What if the NSA decided not to build Bitcoin after the negative responses to the paper on the mailing lists?
https://twiiit.com/nic_carter/status/2039131684411437330
The real question buried in this drama isn't whether "go write a BIP" is good advice. It's whether the BIP process itself has become a political process wearing technical clothing.
Schnelli says "if it is shut down, it's purely technical." But Carter's point about BIP360 is hard to ignore. If a technically sound proposal gets ignored because the wrong person champions it, that IS political gatekeeping. You can call it "lack of consensus" but that's just politics with extra steps.

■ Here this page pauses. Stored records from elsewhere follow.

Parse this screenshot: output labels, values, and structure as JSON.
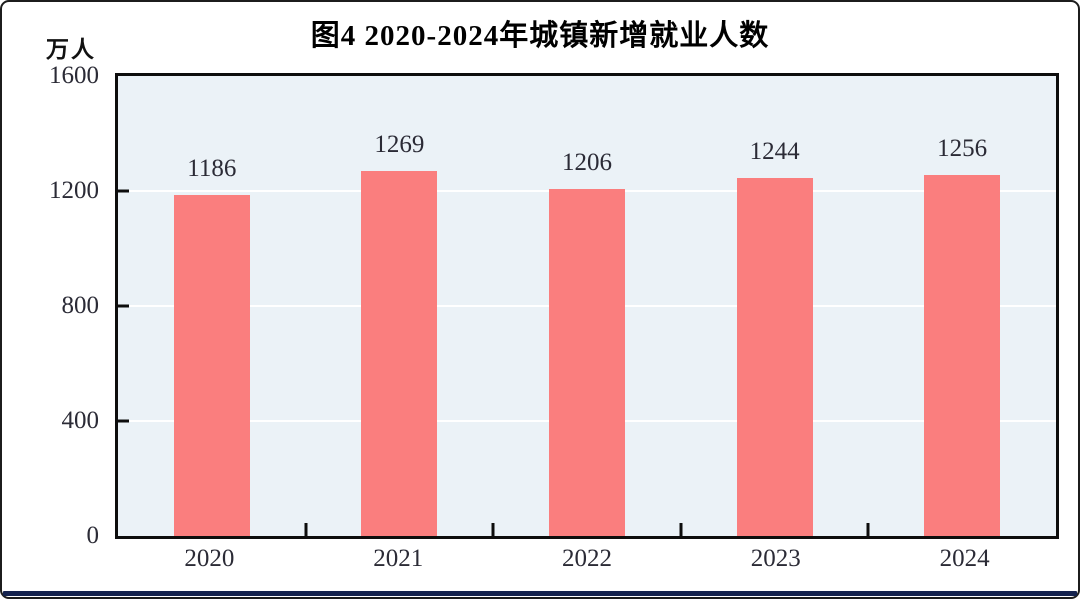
{
  "page": {
    "frame_border_color": "#1c1c1c",
    "footer_rule_color": "#14224E"
  },
  "chart_data": {
    "type": "bar",
    "title": "图4  2020-2024年城镇新增就业人数",
    "unit_label": "万人",
    "categories": [
      "2020",
      "2021",
      "2022",
      "2023",
      "2024"
    ],
    "values": [
      1186,
      1269,
      1206,
      1244,
      1256
    ],
    "ylim": [
      0,
      1600
    ],
    "yticks": [
      0,
      400,
      800,
      1200,
      1600
    ],
    "grid": true,
    "legend_position": "none",
    "colors": {
      "bar": "#FA7E7E",
      "plot_background": "#EBF2F7",
      "gridline": "#FFFFFF",
      "axis": "#0D0D0D",
      "tick_label": "#2B2B36",
      "title": "#000000"
    }
  }
}
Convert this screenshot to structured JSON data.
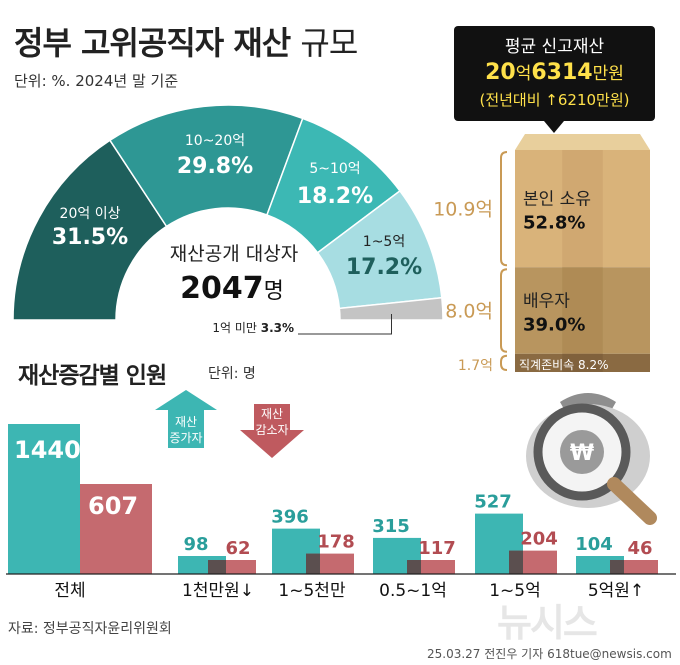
{
  "title_bold": "정부 고위공직자 재산",
  "title_light": "규모",
  "unit_label": "단위: %. 2024년 말 기준",
  "average_box": {
    "label": "평균 신고재산",
    "value_a": "20",
    "unit_a": "억",
    "value_b": "6314",
    "unit_b": "만원",
    "change": "(전년대비 ↑6210만원)"
  },
  "gauge_center": {
    "label": "재산공개 대상자",
    "value": "2047",
    "unit": "명"
  },
  "chart_data": [
    {
      "type": "pie",
      "style": "half-donut",
      "slices": [
        {
          "label": "20억 이상",
          "value": 31.5,
          "display": "31.5%",
          "color": "#1e5f5c"
        },
        {
          "label": "10~20억",
          "value": 29.8,
          "display": "29.8%",
          "color": "#2e9794"
        },
        {
          "label": "5~10억",
          "value": 18.2,
          "display": "18.2%",
          "color": "#3cb8b4"
        },
        {
          "label": "1~5억",
          "value": 17.2,
          "display": "17.2%",
          "color": "#a7dde2"
        },
        {
          "label": "1억 미만",
          "value": 3.3,
          "display": "3.3%",
          "color": "#c4c4c4"
        }
      ]
    },
    {
      "type": "bar",
      "style": "stacked-box",
      "segments": [
        {
          "label": "본인 소유",
          "value": 52.8,
          "display": "52.8%",
          "amount": "10.9억"
        },
        {
          "label": "배우자",
          "value": 39.0,
          "display": "39.0%",
          "amount": "8.0억"
        },
        {
          "label": "직계존비속",
          "value": 8.2,
          "display": "8.2%",
          "amount": "1.7억"
        }
      ]
    },
    {
      "type": "bar",
      "title": "재산증감별 인원",
      "unit": "단위: 명",
      "categories": [
        "전체",
        "1천만원↓",
        "1~5천만",
        "0.5~1억",
        "1~5억",
        "5억원↑"
      ],
      "series": [
        {
          "name": "재산 증가자",
          "values": [
            1440,
            98,
            396,
            315,
            527,
            104
          ],
          "color": "#3db6b3"
        },
        {
          "name": "재산 감소자",
          "values": [
            607,
            62,
            178,
            117,
            204,
            46
          ],
          "color": "#bf5a5f"
        }
      ],
      "legend_placement": "top-center"
    }
  ],
  "source": "자료: 정부공직자윤리위원회",
  "credit": "25.03.27 전진우 기자 618tue@newsis.com",
  "watermark": "뉴시스"
}
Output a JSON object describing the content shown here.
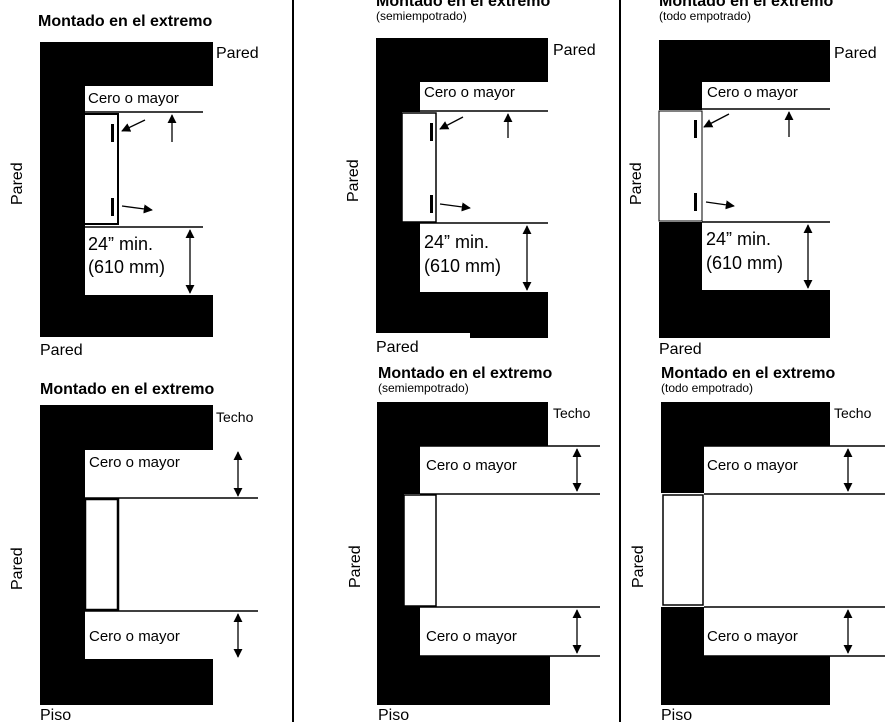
{
  "diagrams": {
    "top_left": {
      "title": "Montado en el extremo",
      "subtitle": "",
      "top_label": "Pared",
      "side_label": "Pared",
      "bottom_label": "Pared",
      "gap_label": "Cero o mayor",
      "min_line1": "24” min.",
      "min_line2": "(610 mm)"
    },
    "top_mid": {
      "title": "Montado en el extremo",
      "subtitle": "(semiempotrado)",
      "top_label": "Pared",
      "side_label": "Pared",
      "bottom_label": "Pared",
      "gap_label": "Cero o mayor",
      "min_line1": "24” min.",
      "min_line2": "(610 mm)"
    },
    "top_right": {
      "title": "Montado en el extremo",
      "subtitle": "(todo empotrado)",
      "top_label": "Pared",
      "side_label": "Pared",
      "bottom_label": "Pared",
      "gap_label": "Cero o mayor",
      "min_line1": "24” min.",
      "min_line2": "(610 mm)"
    },
    "bottom_left": {
      "title": "Montado en el extremo",
      "subtitle": "",
      "top_label": "Techo",
      "side_label": "Pared",
      "bottom_label": "Piso",
      "gap_top_label": "Cero o mayor",
      "gap_bottom_label": "Cero o mayor"
    },
    "bottom_mid": {
      "title": "Montado en el extremo",
      "subtitle": "(semiempotrado)",
      "top_label": "Techo",
      "side_label": "Pared",
      "bottom_label": "Piso",
      "gap_top_label": "Cero o mayor",
      "gap_bottom_label": "Cero o mayor"
    },
    "bottom_right": {
      "title": "Montado en el extremo",
      "subtitle": "(todo empotrado)",
      "top_label": "Techo",
      "side_label": "Pared",
      "bottom_label": "Piso",
      "gap_top_label": "Cero o mayor",
      "gap_bottom_label": "Cero o mayor"
    }
  }
}
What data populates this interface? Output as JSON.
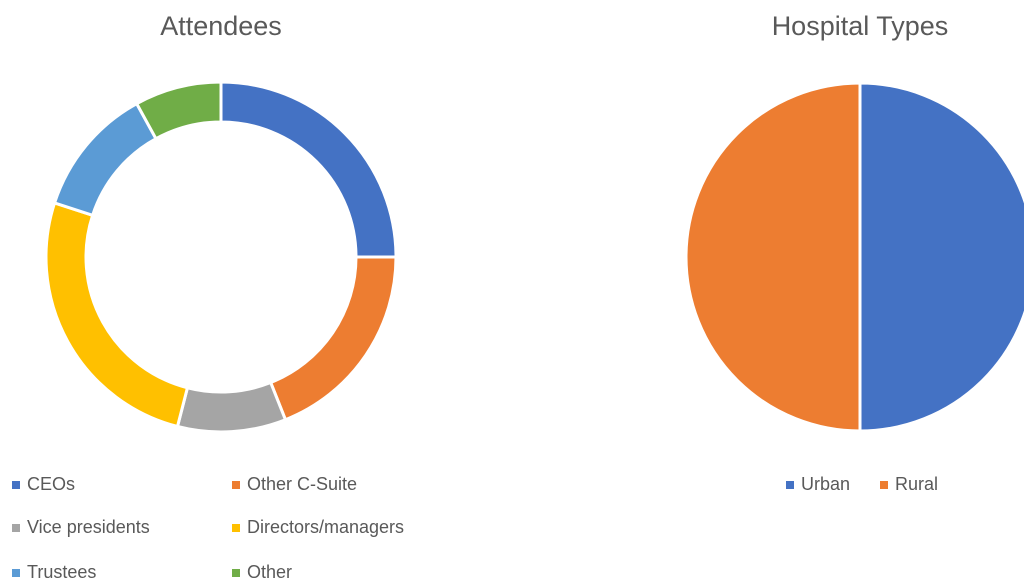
{
  "chart_data": [
    {
      "type": "pie",
      "donut": true,
      "title": "Attendees",
      "categories": [
        "CEOs",
        "Other C-Suite",
        "Vice presidents",
        "Directors/managers",
        "Trustees",
        "Other"
      ],
      "values": [
        25,
        19,
        10,
        26,
        12,
        8
      ],
      "colors": [
        "#4472c4",
        "#ed7d31",
        "#a5a5a5",
        "#ffc000",
        "#5b9bd5",
        "#70ad47"
      ],
      "legend": "bottom"
    },
    {
      "type": "pie",
      "donut": false,
      "title": "Hospital Types",
      "categories": [
        "Urban",
        "Rural"
      ],
      "values": [
        50,
        50
      ],
      "colors": [
        "#4472c4",
        "#ed7d31"
      ],
      "legend": "bottom"
    }
  ]
}
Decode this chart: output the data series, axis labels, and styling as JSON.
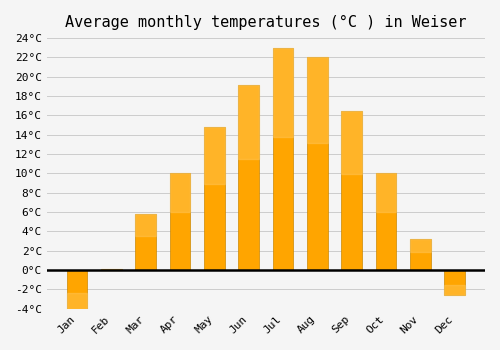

Here's what I think gets missed though. The BIP process was designed for a world where 20 people cared about Bitcoin protocol development. Now thousands do. The bottleneck isn't malice from those 5 gatekeepers. It's that the process doesn't scale. It was never built to handle this volume of proposals, this many stakeholders, or this much money riding on outcomes.
Sztorc is right that "go write a BIP" as a dismissal is absurd if the process itself is broken. But the fix isn't abandoning BIPs. The fix is making the process transparent enough that technical merit can be evaluated independently of who's championing it.
The Knots comparison in the post is actually the most interesting part. If submitting a PR to Knots carries no obligation for them to implement, why would submitting a BIP to Core be any different? The answer people don't want to hear: because Core IS Bitcoin in practice, even if it shouldn't be in theory.